Embora na cultura e espiritualidade maia o cacau seja um elemento muito importante, não existe uma “cerimônia do cacau”. Atualmente, muitos grupos se encarregam de espalhar a febre do cacau com a suposta cerimônia maia do cacau em diferentes países e, embora seja uma prática inofensiva que pode ajudar as pessoas a adquirirem consciência espiritual, a verdade é que para a espiritualidade e cultura maia não há Cerimônia do Cacau.

Muitas pessoas que usam a chamada cerimônia do cacau nem conhecem seu Nahual ou são instruídas por verdadeiros Ajq’ijab (guias espirituais maias), a verdade é que o cacau é um dos elementos rituais usados pelos Ajq’ijab, mas não é um elemento central (e a para o qual se realizam liturgias especiais) dentro da prática maia original.

(As cerimônias do cacau brasileiras parecem se espelhar no Xukulem, cerimônia do fogo maia, mas usando elementos e cores distintas. Embora possam entendidas e vivenciadas como ritos, as cerimônias do cacau não são cerimônias maias autênticas.) Muitos dos altares de cacau de hoje usam elementos e cores distintos da prática maia do Xukulem, mas essas não são cerimônias maias autênticas.

Por outro lado, na cultura maia o uso do cacau é limitado a 5 grandes cerimônias ou ritos de passagem e como ingrediente de um ritual cujos elementos são minuciosos e obedecem a uma ordem pré-estabelecida pelos ancestrais. E sua preparação é tradicionalmente feita por mulheres treinadas para este ofício.

A seguir, citaremos as 5 cerimônias maiores onde se utiliza uma bebida chamada Atol de Cacau ou Champurrado*, uma mistura entre o milho e o cacau que representa a unidade entre o corpo e o espírito.

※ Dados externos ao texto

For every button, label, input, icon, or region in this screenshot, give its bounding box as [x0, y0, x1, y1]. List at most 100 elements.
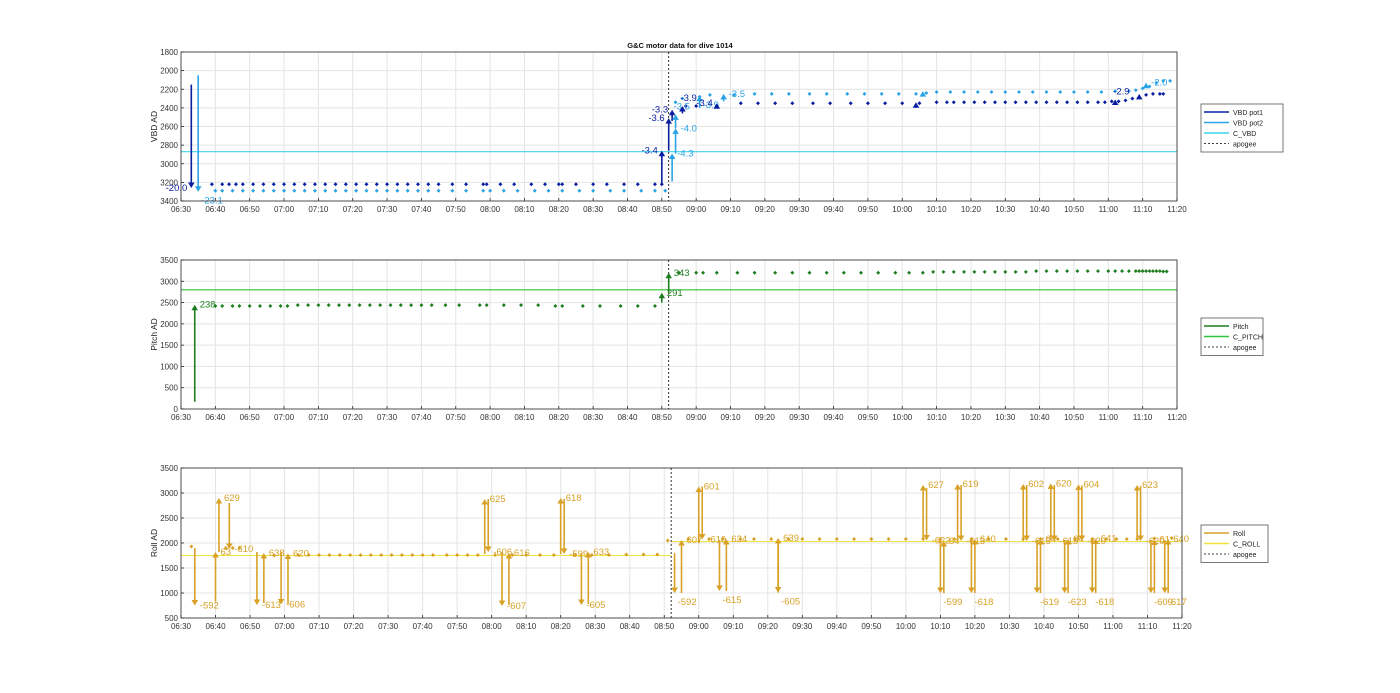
x-tick-label: 10:20	[961, 205, 982, 214]
arrow-label: 640	[1173, 534, 1189, 545]
arrow-label: 601	[704, 482, 720, 493]
y-tick-label: 1500	[160, 341, 178, 350]
x-tick-label: 09:00	[686, 413, 707, 422]
y-tick-label: 2000	[160, 67, 178, 76]
x-tick-label: 11:10	[1133, 205, 1153, 214]
x-tick-label: 09:40	[824, 413, 845, 422]
arrow-label: 639	[783, 533, 799, 544]
y-tick-label: 0	[174, 405, 179, 414]
y-axis-label: Roll AD	[149, 529, 159, 557]
x-tick-label: 07:10	[308, 413, 329, 422]
x-tick-label: 09:30	[789, 205, 810, 214]
x-tick-label: 10:00	[892, 205, 913, 214]
y-tick-label: 2500	[160, 299, 178, 308]
x-tick-label: 10:40	[1030, 205, 1051, 214]
arrow-label: -606	[286, 600, 305, 611]
x-tick-label: 09:20	[755, 205, 776, 214]
x-tick-label: 09:00	[689, 622, 710, 631]
legend-label: VBD pot2	[1233, 120, 1263, 127]
figure-title: G&C motor data for dive 1014	[627, 41, 733, 50]
y-tick-label: 1500	[160, 564, 178, 573]
x-tick-label: 10:30	[995, 205, 1016, 214]
y-tick-label: 500	[165, 384, 179, 393]
x-tick-label: 10:10	[927, 413, 948, 422]
arrow-label: -599	[943, 597, 962, 608]
y-tick-label: 2000	[160, 539, 178, 548]
arrow-label: -3.4	[641, 146, 657, 157]
x-tick-label: 11:00	[1099, 413, 1119, 422]
legend: Roll C_ROLLapogee	[1200, 524, 1269, 563]
x-tick-label: 09:10	[721, 413, 742, 422]
arrow-label: 627	[928, 480, 944, 491]
x-tick-label: 07:10	[308, 205, 329, 214]
x-tick-label: 11:20	[1167, 413, 1187, 422]
x-tick-label: 06:50	[240, 413, 261, 422]
arrow-label: -3.3	[652, 105, 668, 116]
x-tick-label: 07:00	[275, 622, 296, 631]
arrow-label: -615	[722, 595, 741, 606]
y-tick-label: 2400	[160, 104, 178, 113]
y-tick-label: 3500	[160, 256, 178, 265]
y-tick-label: 2200	[160, 85, 178, 94]
arrow-label: -605	[781, 597, 800, 608]
y-tick-label: 3000	[160, 277, 178, 286]
legend-label: apogee	[1233, 552, 1256, 559]
x-tick-label: 10:50	[1064, 205, 1085, 214]
x-tick-label: 09:30	[792, 622, 813, 631]
x-tick-label: 08:50	[654, 622, 675, 631]
arrow-label: 620	[1056, 479, 1072, 490]
x-tick-label: 10:00	[896, 622, 917, 631]
x-tick-label: 08:20	[549, 413, 570, 422]
x-tick-label: 09:20	[755, 413, 776, 422]
y-tick-label: 3000	[160, 489, 178, 498]
legend-label: VBD pot1	[1233, 110, 1263, 117]
x-tick-label: 09:50	[858, 205, 879, 214]
arrow-label: -592	[678, 597, 697, 608]
x-tick-label: 11:20	[1172, 622, 1192, 631]
legend: VBD pot1 VBD pot2 C_VBDapogee	[1200, 103, 1284, 153]
x-tick-label: 09:30	[789, 413, 810, 422]
arrow-label: 618	[566, 493, 582, 504]
x-tick-label: 08:40	[617, 205, 638, 214]
x-tick-label: 11:10	[1133, 413, 1153, 422]
x-tick-label: 08:50	[652, 413, 673, 422]
figure: G&C motor data for dive 1014 06:30 06:40 0…	[149, 41, 1284, 631]
y-tick-label: 3000	[160, 160, 178, 169]
arrow-label: -619	[1040, 597, 1059, 608]
y-tick-label: 3500	[160, 464, 178, 473]
x-tick-label: 08:10	[514, 413, 535, 422]
arrow-label: 634	[731, 534, 747, 545]
x-tick-label: 10:40	[1030, 413, 1051, 422]
arrow-label: -3.9	[680, 93, 696, 104]
x-tick-label: 10:10	[930, 622, 951, 631]
arrow-label: 619	[963, 479, 979, 490]
x-tick-label: 10:30	[999, 622, 1020, 631]
x-tick-label: 07:50	[446, 413, 467, 422]
x-tick-label: 08:00	[482, 622, 503, 631]
arrow-label: -4.3	[677, 149, 693, 160]
x-tick-label: 06:30	[171, 622, 192, 631]
x-tick-label: 11:10	[1138, 622, 1158, 631]
arrow-label: -2.9	[1113, 86, 1129, 97]
arrow-label: 629	[224, 493, 240, 504]
x-tick-label: 08:10	[514, 205, 535, 214]
y-axis-label: Pitch AD	[149, 318, 159, 351]
x-tick-label: 07:30	[377, 413, 398, 422]
x-tick-label: 11:20	[1167, 205, 1187, 214]
y-tick-label: 2000	[160, 320, 178, 329]
x-tick-label: 09:40	[827, 622, 848, 631]
x-tick-label: 10:50	[1068, 622, 1089, 631]
x-tick-label: 08:30	[583, 413, 604, 422]
x-tick-label: 08:30	[583, 205, 604, 214]
y-axis-label: VBD AD	[149, 111, 159, 142]
arrow-label: 343	[674, 268, 690, 279]
x-tick-label: 07:40	[411, 413, 432, 422]
legend-label: Roll	[1233, 531, 1246, 538]
x-tick-label: 06:40	[206, 622, 227, 631]
arrow-label: 641	[1101, 534, 1117, 545]
arrow-label: 625	[490, 494, 506, 505]
arrow-label: -3.5	[729, 89, 745, 100]
y-tick-label: 1000	[160, 362, 178, 371]
panels: 06:30 06:40 06:50 07:00 07:10 07:20 07:30 07:40…	[149, 48, 1284, 631]
legend-label: C_VBD	[1233, 131, 1256, 138]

  • Cerimônia de Nascimento de um Bebê ou Apresentação: É quando um bebê nasce ou é apresentado perante as energias sagradas e é presenteado por um Ajq’ij (sacerdote maia).
  • Cerimônia de Casamento: Nesta cerimônia o Cacau e o Milho são usados como uma das etapas para a união de um casal.
  • Cerimônia iniciática de um Ajq’ij (Guia espiritual mais): Cacau e milho são dispostos em 20 mingaus e 20 tamales de milho, que representam os 20 Nawales (Nawal Q’ij) do sagrado calendário maia e com eles o fogo sagrado é alimentado em ordem e em energias específicas.
  • Cerimônia de inauguração de um Altar Maia: Nesta prática os frutos de cacau são dispostos na mesa, assim como o milho branco e amarelo.
  • Cerimônia de Morte: O cacau está presente na cerimônia de falecimento. Seu uso acalma o coração de quem perdeu um ente querido e é tomado no final da cerimônia do fogo maia, não durante ela.

Como podemos ver, não há uma cerimônia maia do cacau, em que a medicina seja o centro ou a base, mas algumas cerimônias maias com cacau. Portanto, esta prática não é uma autêntica cerimônia maia, mas sim um exercício de conexão e consciência espiritual, e em hipótese alguma pode substituir as autênticas cerimônias desta cultura milenar.

Já as culturas Olmeca e a Asteca tomavam um néctar de cacau sempre que iam consagrar o Teonanacatl (carne dos deuses), assim como o fungo psicotrópico Psilocybe Cubensis, para entrarem em Estados Xamânicos de Consciência Ampliada, mas também só nesta ocasião.

Munay,

Wagner

*Atol ou Atole é uma bebida quente tradicional maia a base de milho, porém pode ter diversos sabores adicionados como baunilha, cacau, canela e goiaba. Quando é feito com cacau, é chamado de Atol de Cacau ou Champurrado.